The latest tweet on Charlie Hebdo's Twitter account was a cartoon of Abu Bakr al-Baghdadi.
This was the worst terrorist attack in Europe since the London tube bombings of 2005. If I'm correct - I have not checked carefully - it was also the worst in France since the Nazis were running the place.
I was there only by luck: I had no desire to see this. Luck is probably not the right word. I wish I hadn't seen it. But lucky, certainly is the right word to use in noting that I was running late, and thus there a few minutes after the fact. Had I not been running late, it's fairly obvious what might have happened. They weren't discriminate in their targets.
There wasn't much for me to do. I didn't even have a pen on me. I spoke to a cameraman from France 3, to make sure I understood the facts. I didn't ask if I could quote him, so I won't use his name. But his comment summed up the sentiment. "This is the kind of thing you expect in Pakistan. And now it's coming here."
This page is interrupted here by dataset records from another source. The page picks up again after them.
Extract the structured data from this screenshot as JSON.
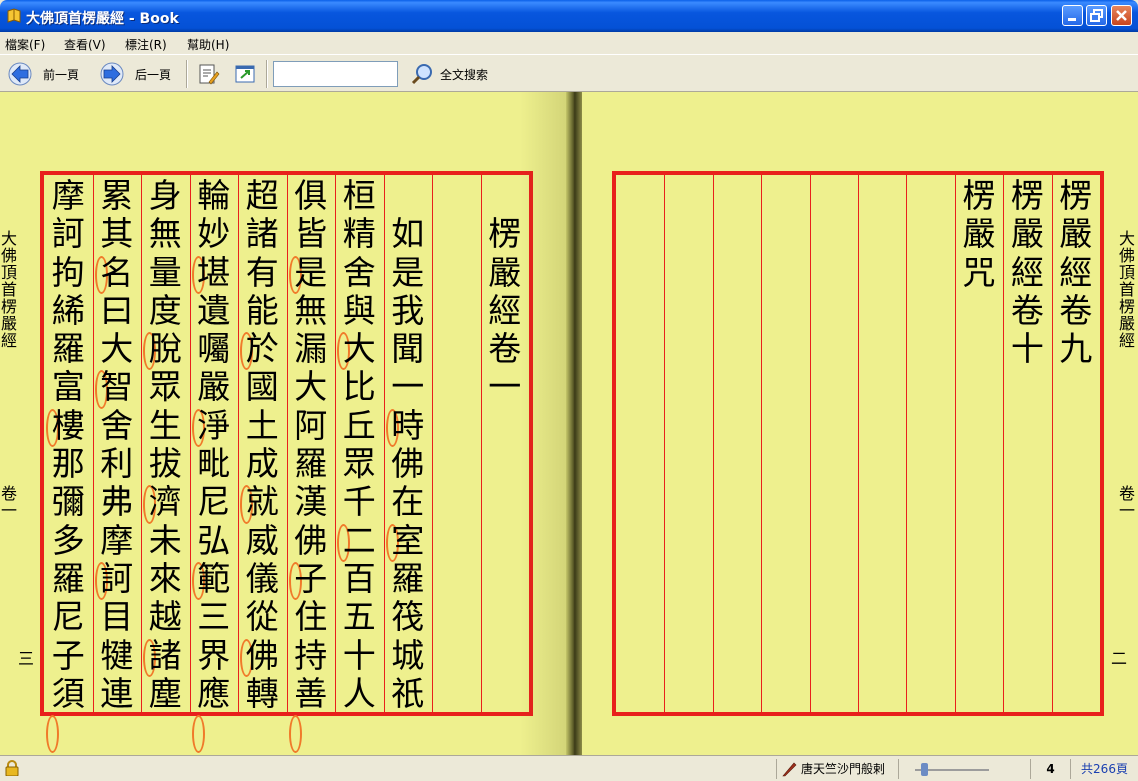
{
  "window": {
    "title": "大佛頂首楞嚴經 - Book"
  },
  "menu": [
    "檔案(F)",
    "查看(V)",
    "標注(R)",
    "幫助(H)"
  ],
  "toolbar": {
    "prev_label": "前一頁",
    "next_label": "后一頁",
    "search_value": "",
    "search_label": "全文搜索"
  },
  "left_page": {
    "margin_title": "大佛頂首楞嚴經",
    "margin_volume": "卷一",
    "page_number": "三",
    "columns": [
      {
        "text": "楞嚴經卷一",
        "offset": 1,
        "marks": []
      },
      {
        "text": "",
        "offset": 0,
        "marks": []
      },
      {
        "text": "如是我聞一時佛在室羅筏城祇",
        "offset": 1,
        "marks": [
          4,
          7,
          13
        ]
      },
      {
        "text": "桓精舍與大比丘眾千二百五十人",
        "offset": 0,
        "marks": [
          3,
          8
        ]
      },
      {
        "text": "俱皆是無漏大阿羅漢佛子住持善",
        "offset": 0,
        "marks": [
          1,
          9,
          13
        ]
      },
      {
        "text": "超諸有能於國土成就威儀從佛轉",
        "offset": 0,
        "marks": [
          3,
          7,
          11
        ]
      },
      {
        "text": "輪妙堪遺囑嚴淨毗尼弘範三界應",
        "offset": 0,
        "marks": [
          1,
          5,
          9,
          13
        ]
      },
      {
        "text": "身無量度脫眾生拔濟未來越諸塵",
        "offset": 0,
        "marks": [
          3,
          7,
          11
        ]
      },
      {
        "text": "累其名曰大智舍利弗摩訶目犍連",
        "offset": 0,
        "marks": [
          1,
          4,
          9,
          14
        ]
      },
      {
        "text": "摩訶拘絺羅富樓那彌多羅尼子須",
        "offset": 0,
        "marks": [
          5,
          13
        ]
      }
    ]
  },
  "right_page": {
    "margin_title": "大佛頂首楞嚴經",
    "margin_volume": "卷一",
    "page_number": "二",
    "columns": [
      {
        "text": "楞嚴經卷九"
      },
      {
        "text": "楞嚴經卷十"
      },
      {
        "text": "楞嚴咒"
      },
      {
        "text": ""
      },
      {
        "text": ""
      },
      {
        "text": ""
      },
      {
        "text": ""
      },
      {
        "text": ""
      },
      {
        "text": ""
      },
      {
        "text": ""
      }
    ]
  },
  "status": {
    "translator": "唐天竺沙門般剌",
    "current_page": "4",
    "total_pages": "共266頁"
  },
  "colors": {
    "page": "#eef08e",
    "grid": "#e8201c",
    "mark": "#f07a2a",
    "titlebar": "#0856de"
  }
}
While I didn't get any photos, Buzzfeed is running a few. They warning that the images are "disturbing." I'm so sorry if you find them disturbing, readers, but take a good long look at them anyway: they're nothing compared to what I saw, and what I saw wasn't "disturbing images"; they were "people who until this morning were alive, but this afternoon are dead."
They included figures not apt to be household names in America, but certainly household names here: Charbonnier, Cabu, Wolinski, Verlhac; all alive this morning, and all of them now dead.
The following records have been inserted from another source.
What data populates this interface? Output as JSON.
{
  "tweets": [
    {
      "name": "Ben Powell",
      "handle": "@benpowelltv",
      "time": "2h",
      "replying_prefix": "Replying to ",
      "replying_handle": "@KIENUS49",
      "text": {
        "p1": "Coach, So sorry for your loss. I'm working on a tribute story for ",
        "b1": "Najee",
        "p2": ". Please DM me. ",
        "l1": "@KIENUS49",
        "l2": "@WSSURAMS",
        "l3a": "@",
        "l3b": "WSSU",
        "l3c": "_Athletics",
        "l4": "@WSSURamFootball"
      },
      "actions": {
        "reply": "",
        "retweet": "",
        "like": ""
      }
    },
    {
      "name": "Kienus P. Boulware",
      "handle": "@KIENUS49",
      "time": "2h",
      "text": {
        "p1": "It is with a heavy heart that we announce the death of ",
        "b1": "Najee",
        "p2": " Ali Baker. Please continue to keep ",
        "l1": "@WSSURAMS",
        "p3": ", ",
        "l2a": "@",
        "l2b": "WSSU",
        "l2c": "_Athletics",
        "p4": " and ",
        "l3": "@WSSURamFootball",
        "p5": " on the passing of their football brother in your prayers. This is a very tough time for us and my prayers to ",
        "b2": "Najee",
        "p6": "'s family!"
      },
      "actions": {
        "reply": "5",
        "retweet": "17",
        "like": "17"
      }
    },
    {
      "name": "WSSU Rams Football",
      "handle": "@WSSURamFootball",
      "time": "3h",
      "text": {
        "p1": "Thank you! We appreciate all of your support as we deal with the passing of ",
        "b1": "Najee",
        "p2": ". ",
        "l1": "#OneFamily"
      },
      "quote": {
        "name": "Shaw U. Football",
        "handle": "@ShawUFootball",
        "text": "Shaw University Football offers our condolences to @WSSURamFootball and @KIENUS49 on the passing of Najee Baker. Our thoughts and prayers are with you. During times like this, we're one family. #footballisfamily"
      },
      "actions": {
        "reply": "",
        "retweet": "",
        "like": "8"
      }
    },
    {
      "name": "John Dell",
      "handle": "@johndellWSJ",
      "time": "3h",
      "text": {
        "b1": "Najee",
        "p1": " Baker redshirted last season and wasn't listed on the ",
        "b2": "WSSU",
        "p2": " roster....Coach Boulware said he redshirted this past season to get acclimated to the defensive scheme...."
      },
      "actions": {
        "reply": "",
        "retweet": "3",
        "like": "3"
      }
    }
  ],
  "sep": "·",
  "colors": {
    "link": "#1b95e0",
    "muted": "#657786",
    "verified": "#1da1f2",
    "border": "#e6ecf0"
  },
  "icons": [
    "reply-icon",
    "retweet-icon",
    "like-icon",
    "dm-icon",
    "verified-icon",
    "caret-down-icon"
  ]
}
President François Hollande said the trivial: "No barbaric act will ever extinguish the freedom of the press." That the statement is self-falsifying seemed to bother him little: That barbaric act literally extinguished the press. Literally. They are dead. Their freedom is thus of little relevance.
That I'm shaken is of concern to no one; my emotions are not the point. The entire city is shaken. So much that even my cab driver - I had to catch one to get home; the streets were otherwise blocked off - didn't even ask me to pay the fare. When I said I was a journalist, and in a rush to say what little I knew, his response was, "Forget about the money. Just hurry."
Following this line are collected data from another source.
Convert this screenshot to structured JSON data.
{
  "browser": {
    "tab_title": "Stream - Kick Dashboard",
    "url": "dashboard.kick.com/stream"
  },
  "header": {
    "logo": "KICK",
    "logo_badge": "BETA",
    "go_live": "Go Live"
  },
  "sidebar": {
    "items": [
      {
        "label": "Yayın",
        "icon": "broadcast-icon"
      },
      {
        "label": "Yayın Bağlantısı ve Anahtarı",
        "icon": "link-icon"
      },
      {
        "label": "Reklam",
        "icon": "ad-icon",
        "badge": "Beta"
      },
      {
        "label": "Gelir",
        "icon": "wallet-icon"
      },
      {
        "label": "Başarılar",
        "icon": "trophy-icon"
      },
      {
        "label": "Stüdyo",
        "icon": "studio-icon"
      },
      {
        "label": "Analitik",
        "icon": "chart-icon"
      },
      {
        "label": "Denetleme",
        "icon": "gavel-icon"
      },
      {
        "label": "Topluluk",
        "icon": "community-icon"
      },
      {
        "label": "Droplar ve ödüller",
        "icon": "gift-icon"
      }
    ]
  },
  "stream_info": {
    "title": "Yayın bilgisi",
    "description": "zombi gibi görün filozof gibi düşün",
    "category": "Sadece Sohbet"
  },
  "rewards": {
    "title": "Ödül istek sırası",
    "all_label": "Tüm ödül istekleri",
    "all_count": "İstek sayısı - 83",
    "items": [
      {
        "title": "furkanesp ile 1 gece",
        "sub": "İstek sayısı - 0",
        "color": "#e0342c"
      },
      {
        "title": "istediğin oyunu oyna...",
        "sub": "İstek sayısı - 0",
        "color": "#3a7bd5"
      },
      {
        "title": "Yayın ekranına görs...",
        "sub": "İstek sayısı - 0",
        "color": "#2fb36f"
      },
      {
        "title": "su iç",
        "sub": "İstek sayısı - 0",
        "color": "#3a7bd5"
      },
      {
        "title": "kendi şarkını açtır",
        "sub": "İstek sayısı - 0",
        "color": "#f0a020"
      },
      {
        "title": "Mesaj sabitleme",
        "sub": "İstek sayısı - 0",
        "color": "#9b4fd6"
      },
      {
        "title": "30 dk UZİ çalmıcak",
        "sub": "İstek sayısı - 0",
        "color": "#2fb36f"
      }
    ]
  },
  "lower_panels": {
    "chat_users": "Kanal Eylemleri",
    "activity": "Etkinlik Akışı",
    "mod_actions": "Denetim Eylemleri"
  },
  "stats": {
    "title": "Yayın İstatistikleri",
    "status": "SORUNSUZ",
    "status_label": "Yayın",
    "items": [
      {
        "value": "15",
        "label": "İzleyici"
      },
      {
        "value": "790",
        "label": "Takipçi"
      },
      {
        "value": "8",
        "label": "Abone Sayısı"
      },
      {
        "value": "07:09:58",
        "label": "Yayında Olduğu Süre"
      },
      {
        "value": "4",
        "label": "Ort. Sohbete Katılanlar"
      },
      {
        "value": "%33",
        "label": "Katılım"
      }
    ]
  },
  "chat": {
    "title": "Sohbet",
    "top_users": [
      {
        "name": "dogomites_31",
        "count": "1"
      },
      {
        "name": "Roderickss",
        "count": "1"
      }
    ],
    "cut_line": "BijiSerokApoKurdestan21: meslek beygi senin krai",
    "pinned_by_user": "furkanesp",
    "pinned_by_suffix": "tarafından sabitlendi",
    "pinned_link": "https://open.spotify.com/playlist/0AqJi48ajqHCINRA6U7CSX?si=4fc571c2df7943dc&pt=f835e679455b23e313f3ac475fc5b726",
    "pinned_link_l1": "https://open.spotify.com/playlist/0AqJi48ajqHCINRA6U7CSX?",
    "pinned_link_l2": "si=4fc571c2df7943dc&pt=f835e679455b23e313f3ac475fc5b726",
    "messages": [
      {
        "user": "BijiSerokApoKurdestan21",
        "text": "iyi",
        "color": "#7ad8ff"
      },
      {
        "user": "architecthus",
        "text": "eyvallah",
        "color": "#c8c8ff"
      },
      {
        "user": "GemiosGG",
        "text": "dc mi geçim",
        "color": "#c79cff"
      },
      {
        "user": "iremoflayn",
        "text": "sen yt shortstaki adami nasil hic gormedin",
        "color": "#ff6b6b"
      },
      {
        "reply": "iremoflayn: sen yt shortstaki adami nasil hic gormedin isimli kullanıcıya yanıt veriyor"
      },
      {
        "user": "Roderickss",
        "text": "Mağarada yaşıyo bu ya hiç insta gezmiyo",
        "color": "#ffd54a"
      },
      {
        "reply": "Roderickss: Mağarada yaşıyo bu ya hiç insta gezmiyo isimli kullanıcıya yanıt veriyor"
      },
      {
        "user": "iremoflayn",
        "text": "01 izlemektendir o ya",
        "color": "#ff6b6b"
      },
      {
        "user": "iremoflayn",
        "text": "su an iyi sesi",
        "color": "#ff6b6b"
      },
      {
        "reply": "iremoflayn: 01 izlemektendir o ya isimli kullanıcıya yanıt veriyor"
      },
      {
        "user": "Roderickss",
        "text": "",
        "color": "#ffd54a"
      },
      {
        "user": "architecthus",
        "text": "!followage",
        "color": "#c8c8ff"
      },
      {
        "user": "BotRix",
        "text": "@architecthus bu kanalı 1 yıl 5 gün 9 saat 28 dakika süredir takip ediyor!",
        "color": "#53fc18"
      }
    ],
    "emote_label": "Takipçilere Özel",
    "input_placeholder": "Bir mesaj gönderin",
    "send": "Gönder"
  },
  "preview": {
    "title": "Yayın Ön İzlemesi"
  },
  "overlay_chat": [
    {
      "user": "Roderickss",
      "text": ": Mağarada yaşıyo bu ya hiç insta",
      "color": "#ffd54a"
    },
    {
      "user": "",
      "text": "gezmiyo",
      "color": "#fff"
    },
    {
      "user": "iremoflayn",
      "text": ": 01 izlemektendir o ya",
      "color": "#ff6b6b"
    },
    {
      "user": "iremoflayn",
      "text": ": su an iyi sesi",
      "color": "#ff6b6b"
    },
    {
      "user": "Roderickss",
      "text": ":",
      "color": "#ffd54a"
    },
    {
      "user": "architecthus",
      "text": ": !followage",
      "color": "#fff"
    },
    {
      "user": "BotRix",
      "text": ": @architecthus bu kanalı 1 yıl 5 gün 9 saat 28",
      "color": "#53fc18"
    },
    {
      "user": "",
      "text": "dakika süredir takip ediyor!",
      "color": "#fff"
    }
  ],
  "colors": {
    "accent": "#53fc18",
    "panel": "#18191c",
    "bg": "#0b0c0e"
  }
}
The assailants are as yet at liberty. I hope they'll be dead by the time you read this. But if not:. You want me too? Come get me. Because nothing short of killing me - and many more of my kind - will ever shut us up.
And if you don't believe that now, you'll believe it very soon. Because there are more of us willing to die for that freedom than those of you eager to take it from us. And soon you will find out that those of us willing to die for that freedom are also much better at killing than you.
So come and get me. Je suis Charlie.
And have a good long look at the cartoon below. Because you may have been able to kill its authors, but you sure didn't kill what they created. And nor will we ever let you.
There are things I'm not allowed to say on Ricochet. But if I were allowed to say them, this is what I'd say-though I'd add a few other words.
Go ahead. Make my day. Because you've got no idea what we're capable of when we are pushed too far. And you are more than pushing your luck.